Hello readers! Today I’m experimenting with a few monthly feature: Open Letters from you to me.
It will work like this: On the first of the month, I’ll open up a comment section for you to ask or offer just about whatever you like. Do you have a question about politics or feminism or anything else? Something you’d like to see in this newsletter? An article you read or something you wrote that you want to share? Something you tried recently that you’d recommend? A topic you’d like to discuss? Feedback for the newsletter? Questions for other commenters / subscribers? Something you’d just itching to chat about with other smart people? Put it in the comments. And feel free to respond to others’ comments as well. Think of this like some combination of letters to the editor, blog Open Threads, and Reddit’s Ask Me Anything.

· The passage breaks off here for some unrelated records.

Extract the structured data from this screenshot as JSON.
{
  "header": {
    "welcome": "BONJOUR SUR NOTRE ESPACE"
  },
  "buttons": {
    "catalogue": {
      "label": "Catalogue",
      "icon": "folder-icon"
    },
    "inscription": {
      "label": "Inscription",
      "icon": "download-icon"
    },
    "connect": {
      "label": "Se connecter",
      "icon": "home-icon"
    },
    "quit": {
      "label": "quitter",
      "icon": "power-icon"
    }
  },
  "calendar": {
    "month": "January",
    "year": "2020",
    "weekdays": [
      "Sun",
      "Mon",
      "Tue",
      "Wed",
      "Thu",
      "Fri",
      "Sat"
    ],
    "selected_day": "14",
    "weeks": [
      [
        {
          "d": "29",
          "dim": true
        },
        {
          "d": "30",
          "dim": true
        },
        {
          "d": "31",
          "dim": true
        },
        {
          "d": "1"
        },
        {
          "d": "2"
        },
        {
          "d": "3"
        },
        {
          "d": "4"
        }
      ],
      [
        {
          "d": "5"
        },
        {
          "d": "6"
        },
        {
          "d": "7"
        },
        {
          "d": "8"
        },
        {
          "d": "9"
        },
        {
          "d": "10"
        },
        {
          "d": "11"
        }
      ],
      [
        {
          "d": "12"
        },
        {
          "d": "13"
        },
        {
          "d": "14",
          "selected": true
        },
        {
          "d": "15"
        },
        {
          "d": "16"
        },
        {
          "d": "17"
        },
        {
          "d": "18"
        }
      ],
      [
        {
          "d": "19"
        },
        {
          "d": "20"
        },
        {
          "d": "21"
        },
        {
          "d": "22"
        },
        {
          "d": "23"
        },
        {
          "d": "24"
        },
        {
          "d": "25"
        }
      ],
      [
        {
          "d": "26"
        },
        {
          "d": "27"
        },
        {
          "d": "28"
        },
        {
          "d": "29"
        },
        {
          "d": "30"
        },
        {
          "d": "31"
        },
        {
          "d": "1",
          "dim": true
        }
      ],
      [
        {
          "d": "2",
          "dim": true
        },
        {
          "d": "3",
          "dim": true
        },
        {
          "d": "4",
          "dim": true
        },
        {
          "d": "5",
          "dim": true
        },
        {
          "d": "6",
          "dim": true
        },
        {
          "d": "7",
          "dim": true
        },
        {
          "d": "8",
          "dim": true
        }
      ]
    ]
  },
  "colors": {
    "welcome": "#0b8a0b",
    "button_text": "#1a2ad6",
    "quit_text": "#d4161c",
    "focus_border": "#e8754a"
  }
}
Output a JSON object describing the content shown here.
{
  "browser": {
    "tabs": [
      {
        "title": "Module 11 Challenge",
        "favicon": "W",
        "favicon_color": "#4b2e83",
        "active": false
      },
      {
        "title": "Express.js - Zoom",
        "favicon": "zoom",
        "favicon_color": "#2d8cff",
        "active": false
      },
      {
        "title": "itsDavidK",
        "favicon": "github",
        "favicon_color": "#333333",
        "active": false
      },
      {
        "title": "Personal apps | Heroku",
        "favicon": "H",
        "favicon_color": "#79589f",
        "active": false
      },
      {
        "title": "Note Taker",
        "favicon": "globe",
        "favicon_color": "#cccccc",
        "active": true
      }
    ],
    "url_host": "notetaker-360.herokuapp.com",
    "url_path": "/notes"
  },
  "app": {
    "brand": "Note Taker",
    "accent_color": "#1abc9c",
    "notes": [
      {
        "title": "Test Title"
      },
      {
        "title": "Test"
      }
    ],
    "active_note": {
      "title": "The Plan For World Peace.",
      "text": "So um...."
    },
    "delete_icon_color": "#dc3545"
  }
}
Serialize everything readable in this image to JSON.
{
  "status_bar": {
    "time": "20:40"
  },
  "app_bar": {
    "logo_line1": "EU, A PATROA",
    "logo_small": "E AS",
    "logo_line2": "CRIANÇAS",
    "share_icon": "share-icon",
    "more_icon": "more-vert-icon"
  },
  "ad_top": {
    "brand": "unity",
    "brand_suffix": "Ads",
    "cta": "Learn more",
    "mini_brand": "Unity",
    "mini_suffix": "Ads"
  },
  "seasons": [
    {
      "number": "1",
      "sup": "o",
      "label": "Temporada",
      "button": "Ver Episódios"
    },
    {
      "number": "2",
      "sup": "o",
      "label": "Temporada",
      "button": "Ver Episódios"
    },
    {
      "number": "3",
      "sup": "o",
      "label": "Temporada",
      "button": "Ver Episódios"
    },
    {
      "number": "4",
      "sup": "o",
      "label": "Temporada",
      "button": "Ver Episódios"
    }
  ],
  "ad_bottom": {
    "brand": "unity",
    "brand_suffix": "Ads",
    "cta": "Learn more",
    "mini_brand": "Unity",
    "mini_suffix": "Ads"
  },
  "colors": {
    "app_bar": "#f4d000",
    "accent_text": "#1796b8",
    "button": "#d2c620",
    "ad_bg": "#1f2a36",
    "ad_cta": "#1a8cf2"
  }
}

The only rule is: Don’t be a jerk, to me or to anyone else in this community (and if you are a jerk, I will delete your comment).
If there are enough questions / discussion topics, I’ll do a separate post addressing some of them. But let’s see how it goes! And if it goes well, we’ll make this a monthly thing.
Leave your comments / questions / discussion topics below.
xx Jill
I was pleasantly surprised to see your column in the Guardian today. I don’t listen to Taylor Swift but I love that she took control of her own career, and is making the MAGA set just about swallow their tongues.
I'm a millenial who's been almost born and raised in Iran (i lived a few years in Moscow with my parents during my childhood), a country known for suppressing females' rights (thanks for covering stories about girls and women in Iran in your newsletter "This week in women" and some of your posts). My question is this: why is it soooooooo difficult for me to detach myself from my parents and look out more for myself, do things i dream of doing, and not feel bound to my parents and their families?